DataKind Singapore’s Latest Project Accelerator

[ datascience ] · 8 min read

Originally posted on DataKind’s blog.

From providing clean water and sanitation to fighting human trafficking to improving the lives of the underserved, nonprofits in our region are collecting a lot of useful data that could help inform their work and better serve their communities. However, many don’t have the time or staff expertise to clean, analyze, and visualize the data to take advantage of this powerful resource.

During DataKind Singapore’s third Project Accelerator, over 40 volunteer data scientists came together for a night of brainstorming and consulting to help four local organizations do just this.

Representatives from Lien AID, Phandeeyar, Walk Strong, and Liberty Asia briefly talked about the challenges they face and how they hoped to use data to tackle them. Participants then broke up into different focus groups to frame the problems and suggest solutions to the most pressing issues.

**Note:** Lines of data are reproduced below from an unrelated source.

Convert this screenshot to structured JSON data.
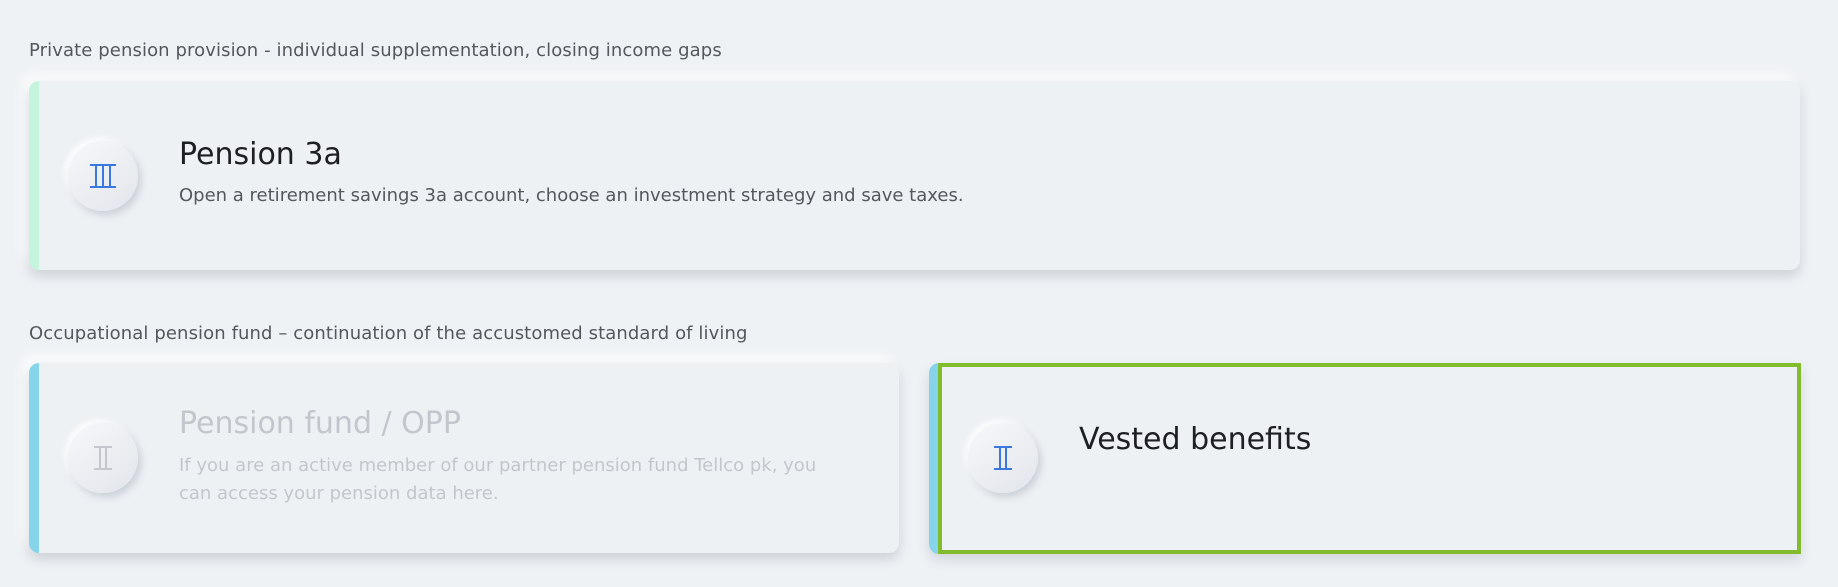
{
  "colors": {
    "background": "#eff2f5",
    "accent_green": "#c4f5dc",
    "accent_blue": "#86d4ea",
    "icon_blue": "#3a78e0",
    "icon_disabled": "#c3c6cc",
    "focus_green": "#82bc2c"
  },
  "sections": [
    {
      "title": "Private pension provision - individual supplementation, closing income gaps",
      "cards": [
        {
          "icon": "pillar-3-icon",
          "title": "Pension 3a",
          "description": "Open a retirement savings 3a account, choose an investment strategy and save taxes.",
          "state": "enabled"
        }
      ]
    },
    {
      "title": "Occupational pension fund – continuation of the accustomed standard of living",
      "cards": [
        {
          "icon": "pillar-2-icon",
          "title": "Pension fund / OPP",
          "description": "If you are an active member of our partner pension fund Tellco pk, you can access your pension data here.",
          "state": "disabled"
        },
        {
          "icon": "pillar-2-icon",
          "title": "Vested benefits",
          "description": "",
          "state": "focused"
        }
      ]
    }
  ]
}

Briefing before starting the project accelerator

Briefing before starting the project accelerator

Lien AID

Lien AID is a nonprofit that aims to improves the lives of rural communities in Asia by making clean water and sanitation accessible and affordable to them. In developing countries, about 80% of illnesses are linked to poor water and sanitation, and one out of every five deaths under five is due to a water-related disease. Furthermore, the burden of collecting clean water—usually on women and children—reduces time spent in an income-generating job or attending school. To provide sustainable access to clean water, Lien AID partners with local governments and organizations to build water treatment plants that provide bottled and piped water.

Problem Statement: To understand the consumption of clean drinking water in a community, Lien AID tracks households that buy bottled water by collecting data through phone calls to local operators. However, this data can be unreliable, making it difficult to get an accurate picture of bottled water consumption and its related benefits. In addition, Lien AID has collected significant data from its needs assessment surveys and other sources, but much of this is free text. They requested guidance on how to begin analyzing the data, especially unstructured free text data.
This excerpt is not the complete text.